I observed this today. A well known training company ran a session for us at work on leadership, mental processing, reacting vs responding. The presenter was exceptional! Articulate, funny, used very few slides, had a great grasp of some interesting material. But something gave me a headache.
And then, after he reached the end, I realised, he hadn’t stop talking for 30 minutes. I hadn’t noticed because he ran polls during the session, so he actively engaged us, sought and discussed our feedback. But there wasn’t a moment to process what he was saying whilst he was speaking.
And his hand gestures had been too rehearsed. They were too slick.
He had ‘over presented’.
I couldn’t blame him. He was enthusiastic, had great energy and he had to see us through to the mid-afternoon comfort break. But he was memorable to me for the wrong reasons and I felt like I had the corporate training day equivalent of a sugar high followed by an almighty crash.

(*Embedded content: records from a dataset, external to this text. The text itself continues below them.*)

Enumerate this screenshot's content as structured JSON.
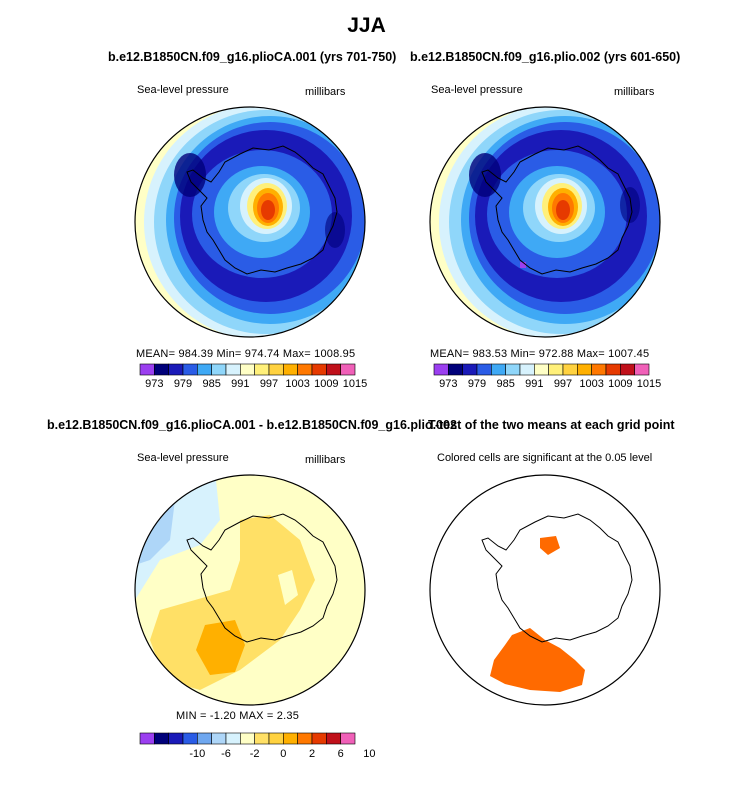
{
  "main_title": "JJA",
  "chart_data": [
    {
      "type": "heatmap",
      "title": "b.e12.B1850CN.f09_g16.plioCA.001 (yrs 701-750)",
      "left_label": "Sea-level pressure",
      "right_label": "millibars",
      "stats": {
        "mean": "984.39",
        "min": "974.74",
        "max": "1008.95"
      },
      "stats_text": "MEAN= 984.39   Min= 974.74   Max= 1008.95",
      "levels": [
        "973",
        "979",
        "985",
        "991",
        "997",
        "1003",
        "1009",
        "1015"
      ],
      "colors": [
        "#9b3ff0",
        "#00007a",
        "#1a1ab8",
        "#2a5ce6",
        "#3fa9f5",
        "#8fd6fa",
        "#d7f2fd",
        "#ffffc6",
        "#fff07a",
        "#ffd240",
        "#ffb000",
        "#ff7800",
        "#e63a00",
        "#c0101a",
        "#f060b8"
      ]
    },
    {
      "type": "heatmap",
      "title": "b.e12.B1850CN.f09_g16.plio.002 (yrs 601-650)",
      "left_label": "Sea-level pressure",
      "right_label": "millibars",
      "stats": {
        "mean": "983.53",
        "min": "972.88",
        "max": "1007.45"
      },
      "stats_text": "MEAN= 983.53   Min= 972.88   Max= 1007.45",
      "levels": [
        "973",
        "979",
        "985",
        "991",
        "997",
        "1003",
        "1009",
        "1015"
      ]
    },
    {
      "type": "heatmap",
      "title": "b.e12.B1850CN.f09_g16.plioCA.001 - b.e12.B1850CN.f09_g16.plio.002",
      "left_label": "Sea-level pressure",
      "right_label": "millibars",
      "stats": {
        "min": "-1.20",
        "max": "2.35"
      },
      "stats_text": "MIN =   -1.20  MAX =    2.35",
      "levels": [
        "-10",
        "-6",
        "-2",
        "0",
        "2",
        "6",
        "10"
      ],
      "colors": [
        "#9b3ff0",
        "#00007a",
        "#1a1ab8",
        "#2a5ce6",
        "#6fa7ef",
        "#aed6f8",
        "#d7f2fd",
        "#ffffc6",
        "#ffe066",
        "#ffd240",
        "#ffb000",
        "#ff7800",
        "#e63a00",
        "#c0101a",
        "#f060b8"
      ]
    },
    {
      "type": "heatmap",
      "title": "T-test of the two means at each grid point",
      "left_label": "Colored cells are significant at the 0.05 level",
      "significant_color": "#ff6a00"
    }
  ]
}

Joel Schwartzberg writing in the Harvard Business Review talks about how many presenters believe their ‘goal is to be perceived as a fantastic speaker or writer’ and by scripting their speech they head ‘down a path of performance (“I want to impress you”), not presentation (“I want to convince you”)’. I’ll add that too much talking and over-rehearsed gestures mean a presenter risks themselves being seen the same way. The session becomes about them, rather than the audience.
So, my advice? Relax a little, slow down. By all means rehearse, but practice a little sprezzatura when you next present.